🤖 AI Summary
To address the longstanding reliance on manual annotation, scarcity of labeled data, and lack of dedicated methods for ancient plant seed classification in archaeobotany, this paper introduces APS—the first archaeological plant seed image benchmark dataset—comprising 8,340 images from 18 Chinese archaeological sites and covering 17 seed taxa. We further propose APSNet, a specialized deep learning model featuring two key innovations: (1) a Size Perception and Embedding (SPE) module that explicitly encodes seed-scale priors, and (2) an Asynchronous Decoupled Decoding (ADD) architecture enabling independent channel- and spatial-wise feature decoding. By integrating fine-grained visual representation learning with multi-scale feature encoding, APSNet achieves 90.5% top-1 accuracy on APS, substantially outperforming existing state-of-the-art methods. This work establishes the first scalable, high-accuracy intelligent analysis benchmark and toolkit for archaeological plant seed identification.
📝 Abstract
Understanding the dietary preferences of ancient societies and their evolution across periods and regions is crucial for revealing human-environment interactions. Seeds, as important archaeological artifacts, represent a fundamental subject of archaeobotanical research.
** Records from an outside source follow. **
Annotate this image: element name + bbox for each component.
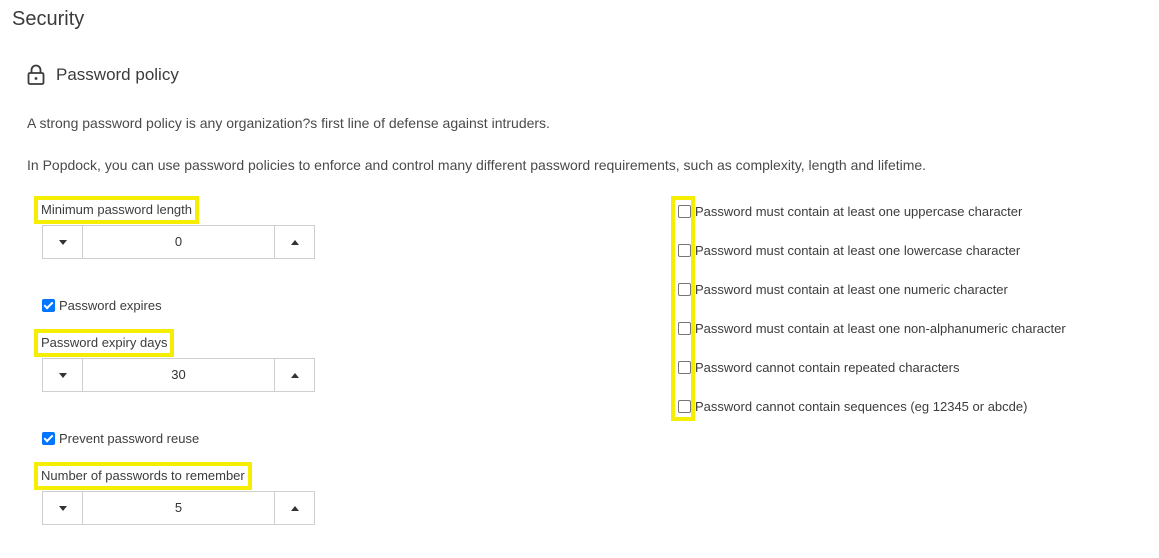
rule-nonalphanumeric-row: Password must contain at least one non-a…: [678, 321, 1066, 336]
rules-checkbox-highlight: [671, 196, 695, 421]
password-expires-checkbox[interactable]: [42, 299, 55, 312]
rule-repeated-label: Password cannot contain repeated charact…: [695, 360, 960, 375]
prevent-reuse-checkbox[interactable]: [42, 432, 55, 445]
min-length-increment-button[interactable]: [274, 226, 314, 258]
rule-lowercase-checkbox[interactable]: [678, 244, 691, 257]
rule-sequences-checkbox[interactable]: [678, 400, 691, 413]
min-length-decrement-button[interactable]: [43, 226, 83, 258]
remember-count-decrement-button[interactable]: [43, 492, 83, 524]
caret-up-icon: [290, 372, 299, 378]
caret-up-icon: [290, 505, 299, 511]
caret-down-icon: [58, 372, 67, 378]
rule-nonalphanumeric-checkbox[interactable]: [678, 322, 691, 335]
remember-count-increment-button[interactable]: [274, 492, 314, 524]
rule-lowercase-row: Password must contain at least one lower…: [678, 243, 1020, 258]
password-expires-label: Password expires: [59, 298, 162, 313]
remember-count-input[interactable]: 5: [83, 492, 274, 524]
rule-repeated-checkbox[interactable]: [678, 361, 691, 374]
lock-icon: [26, 64, 46, 86]
expiry-days-input[interactable]: 30: [83, 359, 274, 391]
page-title: Security: [12, 8, 85, 30]
section-title: Password policy: [56, 65, 179, 84]
expiry-days-increment-button[interactable]: [274, 359, 314, 391]
expiry-days-decrement-button[interactable]: [43, 359, 83, 391]
min-length-input[interactable]: 0: [83, 226, 274, 258]
rule-numeric-row: Password must contain at least one numer…: [678, 282, 1008, 297]
rule-repeated-row: Password cannot contain repeated charact…: [678, 360, 960, 375]
section-header: Password policy: [26, 64, 179, 86]
rule-uppercase-label: Password must contain at least one upper…: [695, 204, 1023, 219]
prevent-reuse-row: Prevent password reuse: [42, 431, 199, 446]
password-expires-row: Password expires: [42, 298, 162, 313]
min-length-label: Minimum password length: [34, 196, 200, 224]
remember-count-label: Number of passwords to remember: [34, 462, 252, 490]
expiry-days-label: Password expiry days: [34, 329, 175, 357]
min-length-stepper[interactable]: 0: [42, 225, 315, 259]
caret-up-icon: [290, 239, 299, 245]
policy-description: A strong password policy is any organiza…: [27, 115, 550, 131]
rule-uppercase-row: Password must contain at least one upper…: [678, 204, 1022, 219]
rule-lowercase-label: Password must contain at least one lower…: [695, 243, 1021, 258]
rule-nonalphanumeric-label: Password must contain at least one non-a…: [695, 321, 1066, 336]
rule-numeric-label: Password must contain at least one numer…: [695, 282, 1008, 297]
rule-uppercase-checkbox[interactable]: [678, 205, 691, 218]
caret-down-icon: [58, 505, 67, 511]
rule-sequences-label: Password cannot contain sequences (eg 12…: [695, 399, 1028, 414]
caret-down-icon: [58, 239, 67, 245]
expiry-days-stepper[interactable]: 30: [42, 358, 315, 392]
prevent-reuse-label: Prevent password reuse: [59, 431, 200, 446]
rule-numeric-checkbox[interactable]: [678, 283, 691, 296]
rule-sequences-row: Password cannot contain sequences (eg 12…: [678, 399, 1027, 414]
popdock-description: In Popdock, you can use password policie…: [27, 157, 927, 173]
remember-count-stepper[interactable]: 5: [42, 491, 315, 525]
However, traditional studies rely heavily on expert knowledge, which is often time-consuming and inefficient. Intelligent analysis methods have made progress in various fields of archaeology, but there remains a research gap in data and methods in archaeobotany, especially in the classification task of ancient plant seeds. To address this, we construct the first Ancient Plant Seed Image Classification (APS) dataset. It contains 8,340 images from 17 genus- or species-level seed categories excavated from 18 archaeological sites across China. In addition, we design a framework specifically for the ancient plant seed classification task (APSNet), which introduces the scale feature (size) of seeds based on learning fine-grained information to guide the network in discovering key "evidence" for sufficient classification. Specifically, we design a Size Perception and Embedding (SPE) module in the encoder part to explicitly extract size information for the purpose of complementing fine-grained information. We propose an Asynchronous Decoupled Decoding (ADD) architecture based on traditional progressive learning to decode features from both channel and spatial perspectives, enabling efficient learning of discriminative features. In both quantitative and qualitative analyses, our approach surpasses existing state-of-the-art image classification methods, achieving an accuracy of 90.5%. This demonstrates that our work provides an effective tool for large-scale, systematic archaeological research.